TSE adia decisão sobre suspensão de pesquisa de voto para presidente

TSE adia decisão sobre suspensão de pesquisa de voto para presidente

  • 09/06/2026 20:03
  • Redação


O Tribunal Superior Eleitoral (TSE) suspendeu nesta terça-feira (9) o julgamento sobre a validade da divulgação de uma pesquisa intenção do voto para presidente da República promovida pela AtlasIntel.

A análise do caso foi suspensa por um pedido de vista da ministra Estela Aranha. Até o momento, o placar do julgamento está 1 a 0 pela suspensão da pesquisa. Não há data para retomada do julgamento. 

Notícias relacionadas:Toffoli toma posse no TSE e diz que Justiça não decide eleição.TSE julga liminar que suspendeu pesquisa desfavorável a Flávio.PL receberá maior fatia do fundo eleitoral para campanhas do TSE.Ontem (8), o presidente do TSE, Kassio Nunes Marques, suspendeu a divulgação do levantamento e entendeu que a pesquisa induziu as respostas dos eleitores.

A pesquisa foi divulgada no dia 19 de maio e apontou queda de cinco pontos na intenção de voto para o senador Flávio Bolsonaro (PL-RJ), pré-candidato à presidência, após o surgimento da conversa do parlamentar com o banqueiro Daniel Vorcaro. 

O ministro atendeu ao pedido de suspensão feito pelo PL. O partido questionou perguntas relacionadas ao caso Master e disse que também foi apresentado aos eleitores o áudio no qual Flávio aparece pedindo dinheiro a Vorcaro para financiar o filme Dark Horse, cinebiografia do ex-presidente Jair Bolsonaro.

Com a decisão individual de Kassio, a pesquisa não pode permanecer publicada nos canais oficiais da empresa, ser republicada ou impulsionada nas redes sociais.

Plenário 

Na sessão de hoje, o plenário do TSE começou a decidir se a decisão do presidente será referendada. 

Ao reafirmar seu voto, Kassio disse que há elementos consistentes para o possível \"comprometimento da neutralidade metodológica\" do questionário submetido aos eleitores e que citaram o caso Master.


\"A existência de sequência de perguntas que, ao menos em juízo de cognição sumária, aparentam extrapolar a simples aferição neutra da opinião pública para introduzir estímulos narrativos possivelmente aptos a influenciar as respostas\", afirmou. 


Após o voto do relator, a ministra Estela Aranha pediu vista e o julgamento foi suspenso. 

Defesas

O advogado Gualter Rafael Maciel Bezerra, representante da AtlasIntel, afirmou que o PL não apontou violação às regras para realização de pesquisas eleitorais e afirmou subjetivamente que Flávio foi prejudicado. 


\"O que se tem na representação é uma discordância da metodologia com relação a um fato político público e notório, qual seja, a relação de Flávio Bolsonaro, pré-candidato pelo PL, com Daniel Vorcaro e a questão do Banco Master\", afirmou. 


A advogada Maria Claudia Bucchianeri fez a defesa do PL e disse que o interesse pela divulgação de \"pesquisas íntegras\" é apartidário.

\"Essa pesquisa tem um problema fatal, ela não trouxe a íntegra do questionário, porque ela incluiu um vídeo, que submeteu aos entrevistados, mas essa mídia não foi anexada, não foi sequer transcrita\", alegou. 

Áudio e vídeo

Durante o julgamento, o ministro Dias Toffoli pediu um aparte para questionar se um instituto de pesquisa pode mostrar um áudio ou vídeo ao formular perguntas ao eleitor.


\"Pode fazer vídeo?

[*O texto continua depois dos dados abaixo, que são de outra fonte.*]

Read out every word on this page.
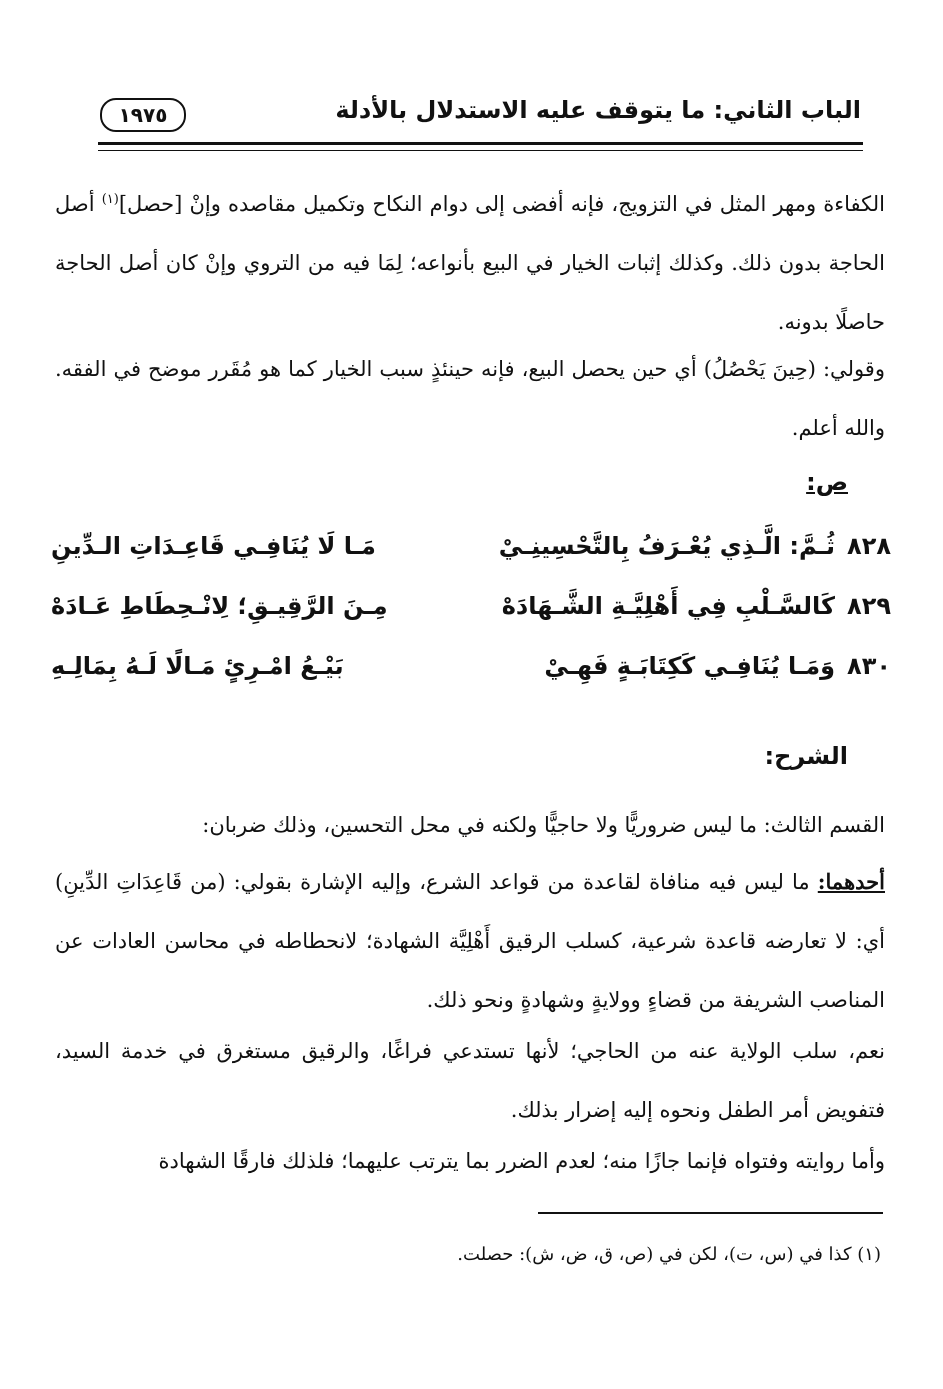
الباب الثاني: ما يتوقف عليه الاستدلال بالأدلة
١٩٧٥
الكفاءة ومهر المثل في التزويج، فإنه أفضى إلى دوام النكاح وتكميل مقاصده وإنْ [حصل]$^{(١)}$ أصل الحاجة بدون ذلك. وكذلك إثبات الخيار في البيع بأنواعه؛ لِمَا فيه من التروي وإنْ كان أصل الحاجة حاصلًا بدونه.
وقولي: (حِينَ يَحْصُلُ) أي حين يحصل البيع، فإنه حينئذٍ سبب الخيار كما هو مُقَرر موضح في الفقه. والله أعلم.
ص:
٨٢٨
ثُـمَّ: الَّـذِي يُعْـرَفُ بِالتَّحْسِينِـيْ
مَـا لَا يُنَافِـي قَاعِـدَاتِ الـدِّينِ
٨٢٩
كَالسَّـلْبِ فِي أَهْلِيَّـةِ الشَّـهَادَهْ
مِـنَ الرَّقِيـقِ؛ لِانْـحِطَاطِ عَـادَهْ
٨٣٠
وَمَـا يُنَافِـي كَكِتَابَـةٍ فَهِـيْ
بَيْـعُ امْـرِئٍ مَـالًا لَـهُ بِمَالِـهِ
الشرح:
القسم الثالث: ما ليس ضروريًّا ولا حاجيًّا ولكنه في محل التحسين، وذلك ضربان:
أحدهما: ما ليس فيه منافاة لقاعدة من قواعد الشرع، وإليه الإشارة بقولي: (من قَاعِدَاتِ الدِّينِ) أي: لا تعارضه قاعدة شرعية، كسلب الرقيق أَهْلِيَّة الشهادة؛ لانحطاطه في محاسن العادات عن المناصب الشريفة من قضاءٍ وولايةٍ وشهادةٍ ونحو ذلك.
نعم، سلب الولاية عنه من الحاجي؛ لأنها تستدعي فراغًا، والرقيق مستغرق في خدمة السيد، فتفويض أمر الطفل ونحوه إليه إضرار بذلك.
وأما روايته وفتواه فإنما جازًا منه؛ لعدم الضرر بما يترتب عليهما؛ فلذلك فارقًا الشهادة
(١) كذا في (س، ت)، لكن في (ص، ق، ض، ش): حصلت.
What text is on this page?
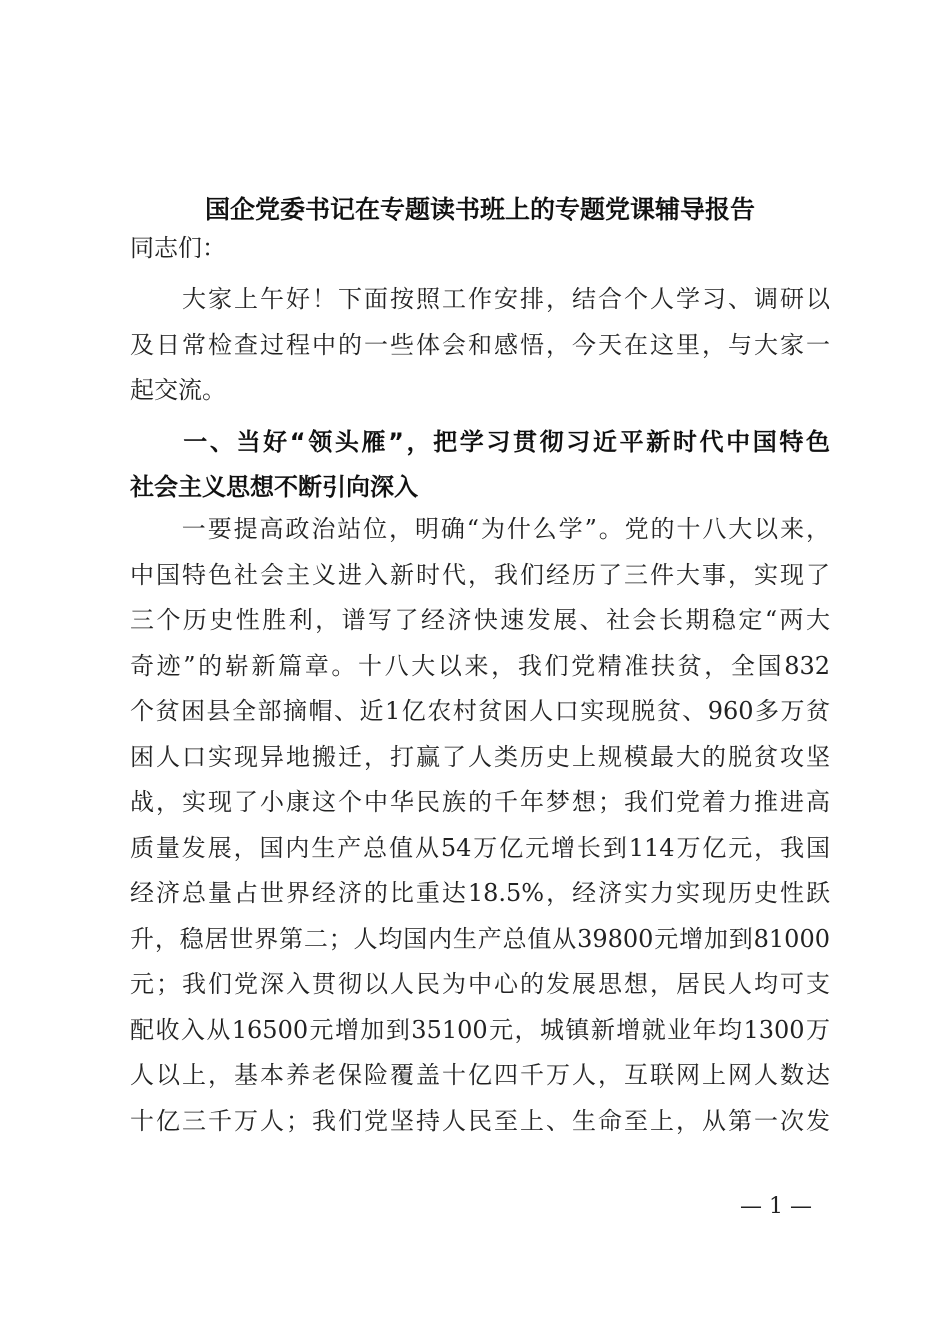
国企党委书记在专题读书班上的专题党课辅导报告
同志们：
　　大家上午好！下面按照工作安排，结合个人学习、调研以
及日常检查过程中的一些体会和感悟，今天在这里，与大家一
起交流。
　　一、当好“领头雁”，把学习贯彻习近平新时代中国特色
社会主义思想不断引向深入
　　一要提高政治站位，明确“为什么学”。党的十八大以来，
中国特色社会主义进入新时代，我们经历了三件大事，实现了
三个历史性胜利，谱写了经济快速发展、社会长期稳定“两大
奇迹”的崭新篇章。十八大以来，我们党精准扶贫，全国832
个贫困县全部摘帽、近1亿农村贫困人口实现脱贫、960多万贫
困人口实现异地搬迁，打赢了人类历史上规模最大的脱贫攻坚
战，实现了小康这个中华民族的千年梦想；我们党着力推进高
质量发展，国内生产总值从54万亿元增长到114万亿元，我国
经济总量占世界经济的比重达18.5%，经济实力实现历史性跃
升，稳居世界第二；人均国内生产总值从39800元增加到81000
元；我们党深入贯彻以人民为中心的发展思想，居民人均可支
配收入从16500元增加到35100元，城镇新增就业年均1300万
人以上，基本养老保险覆盖十亿四千万人，互联网上网人数达
十亿三千万人；我们党坚持人民至上、生命至上，从第一次发
— 1 —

A gente sabe o que vai acontecer, vai ter vídeo para tudo quanto é lado, e pesquisa que mostra aquele vídeo e depois faz a pergunta. Diante desse vídeo, você votaria em A, B ou C, votaria neste ou naquele. Vai ter vídeo até citando juízes. Não vamos ser ingênuos”, afirmou.


O ministro também disse que a decisão que será tomada pelo TSE vai fixar parâmetros para a divulgação de pesquisas de intenção de voto para as eleições de outubro.

“Vamos decidir o futuro. Pesquisa pode tudo ou não pode nada, ou pode perguntas claras e objetivas, sem induzimento. E qual seria esse limite do que é induzimento ou que não é induzimento\", completou.